Przyszłość aplikacji klient/serwer to technika obiektów rozproszonych.

Przyszłość aplikacji klient/serwer to technika obiektów rozproszonych.

Złożone wielowarstwowe aplikacje klient/serwer stają coraz popularniejsze w miarę jak duże przedsiębiorstwa starają się zrealizować swoje potrzeby informatyczne. Im większa aplikacja, tym trudniej zrealizować ją metodami tradycyjnymi jako samodzielny zintegrowany produkt, zawierający w kodzie całą złożoność przetwarzania. Informatycy coraz częściej przekonują się, że jedynie realizacja obiektowa może zapewnić wykonanie dużego projektu.

W niejednorodnym środowisku przetwarzania, złożonym z unixowych serwerów baz danych, novellowskich serwerów plików, serwerów aplikacji działających pod Windows NT i stacji klienta opartych na Windows 3.x i Windows 95 trudno jest zapewnić efektywną i prostą infrastrukturę komunikacji różnych obiektów aplikacji. Jeżeli dochodzi do tego jeszcze mainframe, sytuacja komplikuje się bardziej.

Problem nie jest nowy i wiele firm, konsorcjów i organizacji próbowało go rozwiązać. Na świecie dominują obecnie dwie propozycje rozwiązania problemów komunikacji obiektowej. Pierwsza jest oparta na standardach de facto, opracowanych przez Object Management Group w ramach Common Object Broker Architecture (CORBA). Druga to idea Microsoftu wykorzystywana w jednolitym środowisku Windows, od niedawna przenoszona na inne systemy operacyjne.

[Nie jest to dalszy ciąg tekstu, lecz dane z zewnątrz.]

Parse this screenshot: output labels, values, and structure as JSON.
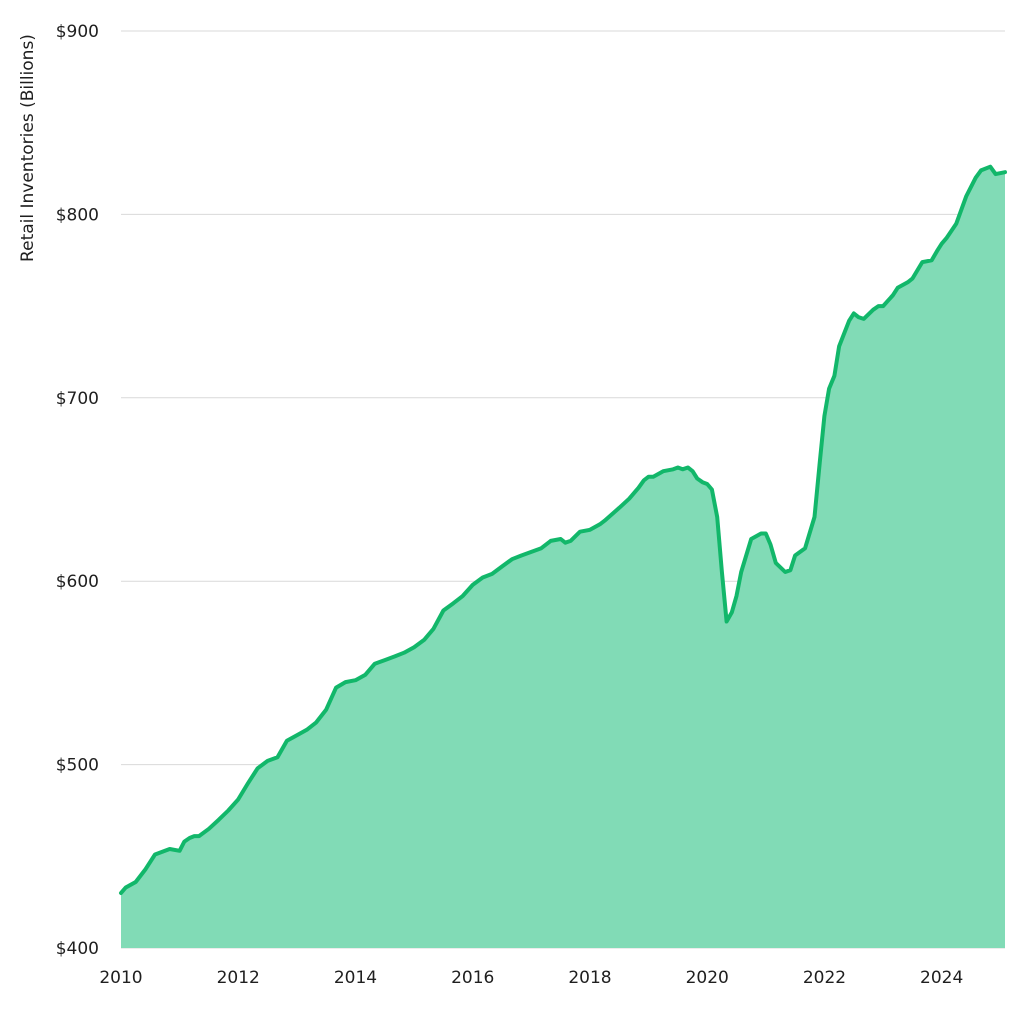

Zaprezentujmy idee i rozwiązania, które legły u podłoża tych koncepcji

oraz możliwości, jakie dają one twórcy aplikacji i programistom.

Obiekty i technika obiektowa

Obiekty programowe to nic nowego. Ich idea pojawiła się w początku lat 70. w znanym z wielu interesujących pomysłów laboratorium Xeroxa w Palo Alto (Palo Alto Research Center - PARC). Tam też powstał pierwszy język programowania obiektowego Smalltalk. Jednakże droga "od pomysłu do przemysłu" nie jest prosta i technika obiektowa nie znalazła szerszego zastosowania. Dopiero gdy wielkie korporacje i firmy informatyczne uświadomiły sobie, że szybkie tworzenie dużych aplikacji nie jest możliwe bez zastosowania techniki obiektowej, skierowały tę technikę na nowe tory.

Szybkie zmiany w technice (mainframy, minikomputery, stacje robocze i PC) spowodowały taką różnorodność sprzętową i systemową infrastruktury

informatycznej, że należało opracować sposób rozwiązania problemów komunikacji między aplikacjami w niejednorodnym środowisku przetwarzania.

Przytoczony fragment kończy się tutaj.